Bunun üzerine Abdullah bin Câfer -radıyallahu anh- ile köle arasında şöyle bir konuşma oldu:
“-Senin ücretin nedir?”
Siyahî köle:
“-İşte gördüğünüz üç ekmek.”
“-Niçin hepsini köpeğe verdin?”
Köle:
“-Buralarda hiç köpek yoktu. Bu köpek belli ki uzak yerden gelmiş. Aç durmasına gönlüm râzı olmadı.” dedi.
Abdullâh -radıyallahu anh-:
“-Peki bugün sen ne yiyeceksin?”
Köle:
“-Sabredeceğim, günlük hakkımı Rabbimin bu aç mahlûkuna devrettim.” dedi.
Abdullâh -radıyallahu anh-:
“-Sübhânallah! Benim çok cömert olduğumu söylerler. Bu köle benden daha cömertmiş!” buyurdu.
Ardından da o köleyi ve hurma bahçesini satın aldı ve köleyi âzâd edip, hurmalığı ona bağışladı. (Gazâlî, Kimyâ-yı Saâdet, s. 440)
Böyle müşfik, merhametli ve derin duygulu şahsiyetler yetiştiren İslâm, İslâm kardeşliğini en ileri bir seviyede gerçekleştirmek ve her mü`mini “ganî bir gönle sâhib kılmak” için vicdânî bir mecbûriyet olan infâkı teşvîk etmiş ve onu da “îsâr” ile zirveleştirmiştir.
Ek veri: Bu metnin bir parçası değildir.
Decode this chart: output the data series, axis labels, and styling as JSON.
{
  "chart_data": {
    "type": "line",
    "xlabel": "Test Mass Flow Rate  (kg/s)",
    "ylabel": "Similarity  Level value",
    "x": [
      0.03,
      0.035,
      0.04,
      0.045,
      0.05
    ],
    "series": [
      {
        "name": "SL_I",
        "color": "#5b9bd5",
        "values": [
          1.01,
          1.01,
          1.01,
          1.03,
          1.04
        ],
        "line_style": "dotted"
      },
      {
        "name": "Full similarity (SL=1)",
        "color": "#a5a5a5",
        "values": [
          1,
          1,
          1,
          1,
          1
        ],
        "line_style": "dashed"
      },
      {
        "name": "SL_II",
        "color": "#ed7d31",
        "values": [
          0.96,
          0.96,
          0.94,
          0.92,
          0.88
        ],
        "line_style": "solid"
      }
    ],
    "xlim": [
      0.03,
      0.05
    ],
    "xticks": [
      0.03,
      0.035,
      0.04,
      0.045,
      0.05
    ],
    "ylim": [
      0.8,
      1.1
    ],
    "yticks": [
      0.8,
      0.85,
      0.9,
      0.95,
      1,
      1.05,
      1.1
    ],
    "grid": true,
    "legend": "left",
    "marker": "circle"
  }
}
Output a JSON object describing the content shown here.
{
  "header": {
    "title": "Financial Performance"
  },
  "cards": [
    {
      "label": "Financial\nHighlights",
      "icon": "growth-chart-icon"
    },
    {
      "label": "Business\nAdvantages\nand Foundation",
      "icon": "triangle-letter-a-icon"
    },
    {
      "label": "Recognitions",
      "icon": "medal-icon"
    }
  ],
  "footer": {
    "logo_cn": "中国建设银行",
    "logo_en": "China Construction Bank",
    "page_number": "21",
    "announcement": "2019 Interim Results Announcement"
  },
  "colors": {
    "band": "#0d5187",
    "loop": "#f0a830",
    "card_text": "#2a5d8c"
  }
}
Zîrâ dînin asıl gâyesi, Allah`ın birliğini tasdikten sonra güzel insan, zarif insan ve derin insan yetiştirebilmek sûretiyle cemiyete huzûru hâkim kılmaktır.
Bu olgunluk, ancak gönülde tezâhür eden şefkat ve merhamet hissiyle ve onun en güzel tezâhürü olarak da kendi imkânını paylaşabilmekle elde edilebilir. Hattâ bunun da ötesinde îsâr tâbir olunan ve kendi ihtiyâcına rağmen sâhip olduğu nîmetlerden vazgeçerek onları dahî infâk edebilme fazîletiyle bu kemale ulaşılabilir.